Lo stile mattesco, che gode delle ripetizioni, delle rime, spicca nelle frasi: «Ho lottato, lotto, lotterò fino alla fine, dovessi finire questa lotta col sacrificio». — E nell’altra: «Eccovi, provatevi la repubblica spogliatrice che vuole lemme lemme — affari — e sempre affari — milioni — milioni — e milioni».

E nei Framagnoni per Framassoni; e la Passera (un congiurato) passera; e nel Pericoli è in pericolo,

«Sì, noi assistemmo agli insulti di una stampa mercenaria che ha il coraggio di scrivere insulti sopra insulti, menzogne sopra menzogne, infamie sopra infamie, senza pur un’ombra di verità». — E in «Lombroso pazzo curatore di pazzi, ecc.».

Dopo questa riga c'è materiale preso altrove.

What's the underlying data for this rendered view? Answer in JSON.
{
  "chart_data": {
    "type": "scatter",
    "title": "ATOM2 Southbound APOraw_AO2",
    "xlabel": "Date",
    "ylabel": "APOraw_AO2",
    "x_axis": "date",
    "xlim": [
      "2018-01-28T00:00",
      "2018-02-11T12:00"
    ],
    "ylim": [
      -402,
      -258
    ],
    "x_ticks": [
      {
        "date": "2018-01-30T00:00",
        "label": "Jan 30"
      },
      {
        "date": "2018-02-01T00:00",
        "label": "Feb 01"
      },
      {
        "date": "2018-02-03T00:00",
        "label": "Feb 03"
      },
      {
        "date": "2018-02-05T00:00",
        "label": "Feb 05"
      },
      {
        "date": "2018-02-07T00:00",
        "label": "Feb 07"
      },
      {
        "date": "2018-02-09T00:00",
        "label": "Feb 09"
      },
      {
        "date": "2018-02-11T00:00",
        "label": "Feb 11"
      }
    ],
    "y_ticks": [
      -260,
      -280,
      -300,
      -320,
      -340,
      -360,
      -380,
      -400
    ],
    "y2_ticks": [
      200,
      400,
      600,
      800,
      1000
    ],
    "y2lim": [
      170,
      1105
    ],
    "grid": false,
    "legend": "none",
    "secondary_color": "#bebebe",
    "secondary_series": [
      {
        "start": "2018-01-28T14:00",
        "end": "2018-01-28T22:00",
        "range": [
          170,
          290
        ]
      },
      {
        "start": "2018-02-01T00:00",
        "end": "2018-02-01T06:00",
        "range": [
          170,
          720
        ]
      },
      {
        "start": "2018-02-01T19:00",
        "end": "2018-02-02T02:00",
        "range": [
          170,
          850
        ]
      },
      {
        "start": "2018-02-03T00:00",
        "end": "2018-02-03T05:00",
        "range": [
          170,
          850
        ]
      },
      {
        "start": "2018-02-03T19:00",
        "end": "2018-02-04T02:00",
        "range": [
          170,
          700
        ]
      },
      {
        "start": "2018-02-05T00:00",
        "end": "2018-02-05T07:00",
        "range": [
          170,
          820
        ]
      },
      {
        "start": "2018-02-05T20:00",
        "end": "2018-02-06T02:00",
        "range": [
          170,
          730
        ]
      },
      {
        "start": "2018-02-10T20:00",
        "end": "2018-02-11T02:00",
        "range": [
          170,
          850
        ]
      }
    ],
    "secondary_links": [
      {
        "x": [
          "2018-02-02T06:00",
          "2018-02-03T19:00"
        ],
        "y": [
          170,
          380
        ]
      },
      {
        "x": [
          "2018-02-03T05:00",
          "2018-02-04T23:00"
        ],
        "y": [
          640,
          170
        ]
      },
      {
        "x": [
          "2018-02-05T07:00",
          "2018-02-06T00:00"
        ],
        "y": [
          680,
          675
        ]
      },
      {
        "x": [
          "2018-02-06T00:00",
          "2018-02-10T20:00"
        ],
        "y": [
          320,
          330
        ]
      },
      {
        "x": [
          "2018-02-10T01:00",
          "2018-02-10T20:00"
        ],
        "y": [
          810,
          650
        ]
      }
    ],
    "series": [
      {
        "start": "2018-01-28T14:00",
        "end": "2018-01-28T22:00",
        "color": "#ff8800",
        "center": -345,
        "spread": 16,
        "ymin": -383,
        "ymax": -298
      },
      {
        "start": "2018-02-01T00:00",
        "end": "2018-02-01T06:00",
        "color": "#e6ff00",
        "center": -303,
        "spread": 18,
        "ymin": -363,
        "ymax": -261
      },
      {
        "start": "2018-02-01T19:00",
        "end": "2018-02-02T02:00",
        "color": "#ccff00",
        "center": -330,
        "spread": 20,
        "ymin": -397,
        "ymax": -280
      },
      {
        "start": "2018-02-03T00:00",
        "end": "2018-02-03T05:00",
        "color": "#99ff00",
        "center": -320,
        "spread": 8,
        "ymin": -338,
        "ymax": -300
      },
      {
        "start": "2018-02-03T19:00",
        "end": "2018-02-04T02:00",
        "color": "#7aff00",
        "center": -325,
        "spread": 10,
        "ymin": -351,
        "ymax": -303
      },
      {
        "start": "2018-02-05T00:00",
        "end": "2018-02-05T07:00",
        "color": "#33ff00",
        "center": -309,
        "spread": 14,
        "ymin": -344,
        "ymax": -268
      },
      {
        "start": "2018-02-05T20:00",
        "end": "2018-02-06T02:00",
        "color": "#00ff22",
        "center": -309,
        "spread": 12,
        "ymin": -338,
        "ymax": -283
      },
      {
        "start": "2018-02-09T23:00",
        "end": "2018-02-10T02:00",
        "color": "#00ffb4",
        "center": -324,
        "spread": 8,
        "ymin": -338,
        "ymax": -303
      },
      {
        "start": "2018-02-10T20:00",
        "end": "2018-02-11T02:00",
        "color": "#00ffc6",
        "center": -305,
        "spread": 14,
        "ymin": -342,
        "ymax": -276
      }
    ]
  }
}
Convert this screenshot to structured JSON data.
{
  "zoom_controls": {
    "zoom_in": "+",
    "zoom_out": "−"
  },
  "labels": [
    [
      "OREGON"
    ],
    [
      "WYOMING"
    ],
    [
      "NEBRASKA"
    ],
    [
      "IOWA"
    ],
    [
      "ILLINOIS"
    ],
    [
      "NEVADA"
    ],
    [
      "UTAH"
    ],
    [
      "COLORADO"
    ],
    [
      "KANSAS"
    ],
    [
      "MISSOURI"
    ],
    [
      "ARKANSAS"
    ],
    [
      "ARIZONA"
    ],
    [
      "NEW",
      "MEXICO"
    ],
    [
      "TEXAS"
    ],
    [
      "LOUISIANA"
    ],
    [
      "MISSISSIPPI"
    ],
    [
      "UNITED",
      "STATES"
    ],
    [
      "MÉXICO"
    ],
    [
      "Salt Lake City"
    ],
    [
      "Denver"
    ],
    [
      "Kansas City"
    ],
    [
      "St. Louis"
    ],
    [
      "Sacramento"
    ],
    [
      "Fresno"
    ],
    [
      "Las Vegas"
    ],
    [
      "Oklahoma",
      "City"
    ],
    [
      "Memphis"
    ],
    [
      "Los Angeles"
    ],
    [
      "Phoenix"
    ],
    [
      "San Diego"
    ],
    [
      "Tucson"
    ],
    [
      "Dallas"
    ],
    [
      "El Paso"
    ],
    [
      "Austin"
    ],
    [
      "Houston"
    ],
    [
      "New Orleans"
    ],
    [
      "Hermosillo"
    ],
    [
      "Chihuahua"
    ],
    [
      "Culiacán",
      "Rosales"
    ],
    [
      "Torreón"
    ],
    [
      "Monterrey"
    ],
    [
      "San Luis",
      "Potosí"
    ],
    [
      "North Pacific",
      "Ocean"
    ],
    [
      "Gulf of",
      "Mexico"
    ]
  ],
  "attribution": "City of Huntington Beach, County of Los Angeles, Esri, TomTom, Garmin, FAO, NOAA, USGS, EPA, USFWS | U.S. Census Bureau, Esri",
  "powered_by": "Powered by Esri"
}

Spicca ancora in alcune frasi di suo conio, stereotipate, ripetute le centinaia di volte, come per esempio Giraffa, troglodite e i guenoni, applicate ai suoi nemici, che non hanno in fondo nessun significato nemmeno odioso; e nell’intitolazioni strane de’ suoi articoli; come le cannonate di Coccapieller e quei birri di Napoleone III che egli applica ad individui che non avevano avuto il più lontano rapporto con Napoleone, individui che lavorarono a pro o contro del paese quando Napoleone era non solo caduto dal trono, ma perfino sepolto e dimenticato.

Tutti questi caratteri si vedono negli scritti dei mattoidi. Se uno in un caffè guarda in cagnesco Mangione, o se un altro nel fornirgli de’ mattoni ne dimentica una dozzina, egli pone ciò in concatenazione colle persecuzioni di Varapodio.